At this point, the reunion pivots to other matters, such as Garcelle Beauvais’ fights with both Dorit Kemsley and Lisa Rinna. Toward the end, Cohen turns back to Erika to ask about her marriage to Tom. He asks about some eyebrow-raising moments from the past, when Erika and Tom were still together, such as when she said that he hadn’t read her book, nor did he come see her in “Chicago” in winter 2020.

“Look,” Erika says, gesturing toward Richards and Kathy Hilton on the other couch. “Kyle’s gonna defend Mauricio, she’s gonna defend Rick — you know what I’m saying? This is what we do as women.”

Cohen then presses her on what she revealed in Season 11 about Tom’s profligate cheating.
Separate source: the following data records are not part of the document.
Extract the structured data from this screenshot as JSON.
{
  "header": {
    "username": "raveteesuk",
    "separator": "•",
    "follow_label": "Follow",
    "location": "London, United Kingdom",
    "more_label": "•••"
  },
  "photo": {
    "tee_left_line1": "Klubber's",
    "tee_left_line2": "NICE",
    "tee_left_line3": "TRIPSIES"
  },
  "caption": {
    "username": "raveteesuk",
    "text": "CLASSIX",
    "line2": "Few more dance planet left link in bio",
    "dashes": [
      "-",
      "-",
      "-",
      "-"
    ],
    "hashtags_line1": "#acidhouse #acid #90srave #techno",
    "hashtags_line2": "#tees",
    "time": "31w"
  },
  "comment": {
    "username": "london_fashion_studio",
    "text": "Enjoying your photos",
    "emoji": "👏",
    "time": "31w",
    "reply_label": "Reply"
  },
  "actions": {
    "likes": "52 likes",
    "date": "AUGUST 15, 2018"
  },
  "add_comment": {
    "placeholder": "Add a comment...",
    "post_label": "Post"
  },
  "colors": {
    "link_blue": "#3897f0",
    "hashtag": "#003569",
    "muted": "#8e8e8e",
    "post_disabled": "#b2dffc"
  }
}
“The cheating is a part of it,” Erika says. “There’s so much more there. And I said to Tom, ‘If you are in love with someone else, divorce me. And go be with her.’”

Tom, Erika says, said nothing to that. “Were you faithful to him?” Cohen asks.

And that’s the cliffhanger on which the episode ends. Still to come on the three remaining reunion episodes will be Cohen really going in: At one point, as we know from the preview, he says, “I’m going to put you on a skewer, and fire up the barbecue.”

Things do appear to get heated between Erika and Cohen, after he brings up the “$20 million he put into your account,” presses her on the narrative about Tom’s cognitive decline, and pointedly says that those from whom Tom allegedly stole are “air crash victims.” Erika says to Cohen, “Here you are, looking at me, rolling your eyes.”

She also appears to go speechless when Cohen says, “Did you ask him if he did it?”

At one point in the preview clip, Erika turns to the women to say in frustration: “Can someone please back me the fuck up on what I’m saying?”

To be continued times a million. Especially since indeed, the rumors are true: Variety can confirm that production on Season 12 of “The Real Housewives of Beverly Hills,” will begin soon, rather than taking the months-long lag between seasons. Most of the cast will return, if not all of them.